Ramon Pipin héritier de Georg Friedrich Haendel, qui l’eût cru ? Mais c’est, en effet, une inspiration venue du baroque qui illumine l’extraordinaire cadence dont le Quatuor Psoriasis nous gratifie. Il convient d’abord d’en citer les exécutants : Anne Gravoin au premier violon, David Braccini au second violon, Béatrice Muthelet à l’alto et Cyril Lacrouts au violoncelle. Ces cordes magiques vont être la colonne vertébrale de la chanson, loin des arrangements de violons sirupeux (et “romantiques”) de la musique moderne, qui ne les admet, le plus souvent, qu’en “accompagnement”. Il faut en remercier Vince Turquoiz, responsable de la Direction Musicale*** et des orchestrations, véritable bras droit de Ramon Pipin, dans cette affaire.

Le piano de Michel Amsellem se range vite derrière leur rythme impérieux, secondé par la basse de Marc Périer. Dès le 2ème couplet, la rigoureuse batterie de Franck Amand nous rappelle qu’on est bien dans le champ du rock n’roll.

Puis arrive le mariage royal de ces cordes baroques et de la guitare distordue de Brice Delage, et c’est un mariage parfaitement bien assorti, n’en déplaise aux puristes.
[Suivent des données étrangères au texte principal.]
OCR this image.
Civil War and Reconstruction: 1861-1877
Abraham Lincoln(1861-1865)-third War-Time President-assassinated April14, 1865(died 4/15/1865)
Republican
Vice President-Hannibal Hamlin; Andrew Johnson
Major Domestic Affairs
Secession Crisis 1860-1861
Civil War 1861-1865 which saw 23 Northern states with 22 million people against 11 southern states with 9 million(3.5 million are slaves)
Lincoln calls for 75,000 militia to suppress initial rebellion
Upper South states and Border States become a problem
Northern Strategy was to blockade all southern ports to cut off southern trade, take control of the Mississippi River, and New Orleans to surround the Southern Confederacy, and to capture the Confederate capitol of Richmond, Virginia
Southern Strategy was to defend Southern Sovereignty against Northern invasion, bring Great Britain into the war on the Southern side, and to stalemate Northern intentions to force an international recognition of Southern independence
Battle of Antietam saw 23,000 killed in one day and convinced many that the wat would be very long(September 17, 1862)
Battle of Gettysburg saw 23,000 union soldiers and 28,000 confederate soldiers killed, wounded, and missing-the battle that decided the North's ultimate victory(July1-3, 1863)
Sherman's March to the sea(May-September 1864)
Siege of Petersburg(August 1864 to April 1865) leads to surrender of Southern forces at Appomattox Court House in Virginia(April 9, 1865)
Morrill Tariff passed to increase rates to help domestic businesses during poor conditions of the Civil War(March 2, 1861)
Le 4ème et dernier couplet est introduit par un pont vocal et instrumental, avec une slide guitar qu’on doit à Stéphane Daireaux, et la fin nous surprend alors qu’on aurait bien aimé que ça aille au-delà des 3 petites minutes et demie qui sont, ici, passées bien trop vite.

Par dessus cette splendide assise instrumentale, il y a les voix, et d’abord la voix de Pipin, sans doute pas le plus grand chanteur du monde, mais, je suis prêt à le parier, honnête, sans tricherie, sans production flatteuse et mensongère, sa vraie voix. Les choristes jouent un rôle essentiel, et, outre lui-même, on y entend les voix de Clarabelle, du regretté Marco Beacco, et de Pierre Sangra.
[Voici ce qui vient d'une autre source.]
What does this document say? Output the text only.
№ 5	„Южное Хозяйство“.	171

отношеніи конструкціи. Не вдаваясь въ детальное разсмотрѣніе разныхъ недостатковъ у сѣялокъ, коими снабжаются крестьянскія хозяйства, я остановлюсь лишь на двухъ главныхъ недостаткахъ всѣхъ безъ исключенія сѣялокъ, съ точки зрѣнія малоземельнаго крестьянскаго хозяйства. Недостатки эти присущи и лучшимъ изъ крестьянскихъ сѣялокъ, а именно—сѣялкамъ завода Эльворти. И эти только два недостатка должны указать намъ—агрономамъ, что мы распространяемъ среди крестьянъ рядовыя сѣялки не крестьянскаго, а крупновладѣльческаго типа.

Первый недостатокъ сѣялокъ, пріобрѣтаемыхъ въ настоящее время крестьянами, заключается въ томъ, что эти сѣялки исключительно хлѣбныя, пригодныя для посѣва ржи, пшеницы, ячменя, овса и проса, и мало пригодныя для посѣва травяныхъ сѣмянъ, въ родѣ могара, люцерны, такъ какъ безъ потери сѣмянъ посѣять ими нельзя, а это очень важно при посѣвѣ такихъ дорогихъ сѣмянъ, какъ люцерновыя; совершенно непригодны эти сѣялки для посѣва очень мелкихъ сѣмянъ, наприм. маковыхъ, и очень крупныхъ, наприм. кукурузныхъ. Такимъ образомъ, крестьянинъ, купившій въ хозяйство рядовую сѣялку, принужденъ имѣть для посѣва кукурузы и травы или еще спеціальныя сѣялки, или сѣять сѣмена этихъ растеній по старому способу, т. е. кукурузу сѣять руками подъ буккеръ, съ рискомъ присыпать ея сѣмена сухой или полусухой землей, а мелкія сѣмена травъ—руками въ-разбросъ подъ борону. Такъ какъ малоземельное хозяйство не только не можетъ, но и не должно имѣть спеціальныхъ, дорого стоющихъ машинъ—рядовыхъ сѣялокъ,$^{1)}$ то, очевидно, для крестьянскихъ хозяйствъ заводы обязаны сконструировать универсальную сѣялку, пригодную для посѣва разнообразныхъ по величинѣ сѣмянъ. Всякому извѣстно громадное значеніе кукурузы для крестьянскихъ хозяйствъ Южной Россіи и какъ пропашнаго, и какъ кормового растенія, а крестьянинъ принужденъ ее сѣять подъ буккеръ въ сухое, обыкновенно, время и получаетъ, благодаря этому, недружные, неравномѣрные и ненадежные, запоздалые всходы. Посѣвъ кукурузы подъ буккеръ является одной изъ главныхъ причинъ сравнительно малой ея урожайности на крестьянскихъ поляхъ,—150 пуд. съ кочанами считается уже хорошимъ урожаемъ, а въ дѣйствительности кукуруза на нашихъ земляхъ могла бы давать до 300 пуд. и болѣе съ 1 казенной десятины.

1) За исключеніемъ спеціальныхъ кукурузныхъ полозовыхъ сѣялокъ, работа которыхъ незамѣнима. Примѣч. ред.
Tout ébloui, j’ai à peine accordé de l’attention aux paroles de cette chanson, et elles méritent pourtant qu’on s’y arrête, en se demandant de quelles bonnes grosses vannes il va nous régaler aujourd’hui.
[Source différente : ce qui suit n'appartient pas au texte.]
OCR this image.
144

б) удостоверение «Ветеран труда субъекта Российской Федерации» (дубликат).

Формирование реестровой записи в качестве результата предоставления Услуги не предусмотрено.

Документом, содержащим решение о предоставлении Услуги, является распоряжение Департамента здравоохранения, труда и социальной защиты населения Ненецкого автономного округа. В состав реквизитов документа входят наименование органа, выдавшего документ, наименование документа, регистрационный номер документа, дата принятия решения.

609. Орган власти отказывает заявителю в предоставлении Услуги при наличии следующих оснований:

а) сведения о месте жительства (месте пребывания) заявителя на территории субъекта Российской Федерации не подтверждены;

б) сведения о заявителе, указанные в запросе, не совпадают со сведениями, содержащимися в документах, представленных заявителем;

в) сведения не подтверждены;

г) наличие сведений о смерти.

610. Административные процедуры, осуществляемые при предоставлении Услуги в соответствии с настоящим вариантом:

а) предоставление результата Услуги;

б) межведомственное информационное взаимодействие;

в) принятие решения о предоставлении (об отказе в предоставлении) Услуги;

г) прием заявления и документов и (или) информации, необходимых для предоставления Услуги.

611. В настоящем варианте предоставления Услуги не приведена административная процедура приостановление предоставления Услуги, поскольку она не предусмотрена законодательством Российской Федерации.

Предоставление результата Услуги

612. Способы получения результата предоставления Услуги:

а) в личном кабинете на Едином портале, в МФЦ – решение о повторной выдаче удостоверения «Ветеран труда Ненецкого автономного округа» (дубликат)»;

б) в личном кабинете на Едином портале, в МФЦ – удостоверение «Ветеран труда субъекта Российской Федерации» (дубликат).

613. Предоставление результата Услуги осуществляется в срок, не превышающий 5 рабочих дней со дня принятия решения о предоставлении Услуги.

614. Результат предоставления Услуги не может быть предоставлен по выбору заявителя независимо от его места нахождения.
Perdu. Ramon Pipin n’est plus dans Ramon Pipin, car QQCB est une chanson d’émerveillement, la chanson d’un homme qui regarde le monde les yeux grands ouverts, et qui voit de l’intérêt, et parfois de la beauté dans des choses que nous ne remarquons même plus. Il rend un discret hommage au tableau de Courbet que posséda Lacan, il associe, dans un vertigineux raccourci social, une concierge et un cardinal. Ancré dans la culture du siècle précédent, il évoque Chaplin et Queen plus facilement que les héros du jour, et, de parolier, se transforme facilement en scénariste avec ces images fortes de corps inerte et de foules renversant un dictateur. Le dernier couplet semble transporter des images plus personnelles, opposant une vie qui arrive, et une autre qui s’éteint. Sans doute mal à l’aise de s’être fait prendre au piège de l’émotion, Ramon évacue tout ce qui précède en l’affublant de l’épithète « tissu de conneries ». Mais, trop tard, Ramon, on sait bien que malgré ton « tchao », tu ne rendras les armes que quand tu ne pourras pas faire autrement. Et c’est tant mieux.

*Comment Éclairer Votre Intérieur (2016) et Qu’est-Ce Que C’est Beau (2019)

**chanson-titre d’un indispensable album, dont je laisse à d’autres le soin de vanter les mérites.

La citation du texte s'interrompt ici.